Her hand caught at her throat and she half rose, staring at him.

"Her own bed to sleep on," he repeated. "And I had been three days in the saddle; and I ate what she set before me, and slept on her bed--fell asleep--only a tired boy, not a soldier any longer....

And awoke to meet your startled eyes--to meet the blow from your revolver butt that made this scar--to fall back bewildered for a moment--half-stunned--Messenger! Do you know me now?"

"Yes," she said.

They looked breathlessly at one another; suddenly a hot blush covered her neck and face; and his eyes flashed triumph.

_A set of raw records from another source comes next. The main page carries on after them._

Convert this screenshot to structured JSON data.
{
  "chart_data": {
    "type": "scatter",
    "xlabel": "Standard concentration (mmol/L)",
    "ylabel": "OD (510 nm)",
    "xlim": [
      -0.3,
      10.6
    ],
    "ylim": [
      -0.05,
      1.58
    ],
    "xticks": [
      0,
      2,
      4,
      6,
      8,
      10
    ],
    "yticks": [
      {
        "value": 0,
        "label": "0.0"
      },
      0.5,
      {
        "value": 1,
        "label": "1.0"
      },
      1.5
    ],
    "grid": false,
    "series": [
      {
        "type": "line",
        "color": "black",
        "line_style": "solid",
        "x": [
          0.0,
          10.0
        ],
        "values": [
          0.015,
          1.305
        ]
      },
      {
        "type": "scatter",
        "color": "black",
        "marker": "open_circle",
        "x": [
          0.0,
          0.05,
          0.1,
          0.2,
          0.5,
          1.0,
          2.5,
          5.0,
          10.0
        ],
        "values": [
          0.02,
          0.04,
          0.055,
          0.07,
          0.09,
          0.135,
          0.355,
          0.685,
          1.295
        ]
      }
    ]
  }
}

"You have _not_ forgotten!" he cried.

And there, on the very edge of death itself, the bright shame glowed and glowed in her cheeks, and her distressed eyes fell before his.

"You kissed me," he said, looking at her.

"I--I thought I had--killed you--" she stammered.

"And you kissed me on the lips.... In that moment of peril you waited to do that. Your tears fell on my face. I felt them. And I tell you that, even had I been lying there dead instead of partly stunned, I would have known what you did to me after you struck me down."

Her head sank lower; the color ran riot from throat to brow.

He spoke again, quietly, yet a strange undertone of exaltation thrilled his voice and transfigured the thin, war-worn features she had forgotten, so that, as she lifted her eyes to him again, the same boy looked back at her from the mist of the long dead years.

"Messenger," he said, "I have never forgotten. And now it is too late to forget your tears on my face--the touch of your lips on mine. I would not if I could.... It was worth living for--dying for.... Once--I hoped--some day--after this--all this trouble ended--my romance might come--true----"

The boy choked, then:

"I came here under orders to take a woman spy whose password was the key to a Latin phrase. But until you stood straight in your rags and smiled at me, I did not know it was you--I did not know I was to take the Special Messenger! Do you believe me?"

"Yes."

The boy colored painfully. Then a queer, pallid change came over his face; he rose, bent over her where she rested heavily on the table:

"Little Messenger," he said, "I am in your debt for two blows and a kiss."

She lifted a dazed face to meet his gaze; he trembled, leaned down, and kissed her on the mouth.

Then in one bound he was at the door, signaling his troopers with drawn sabre--as once, long ago, she had seen him signal them in the Northern woods.

And, through the window, she saw the scattered cavalry forming column at a gallop, obeying every sabre signal, trotting forward, wheeling fours right--and then--and then! the gray column swung into the western forest at a canter, and was gone!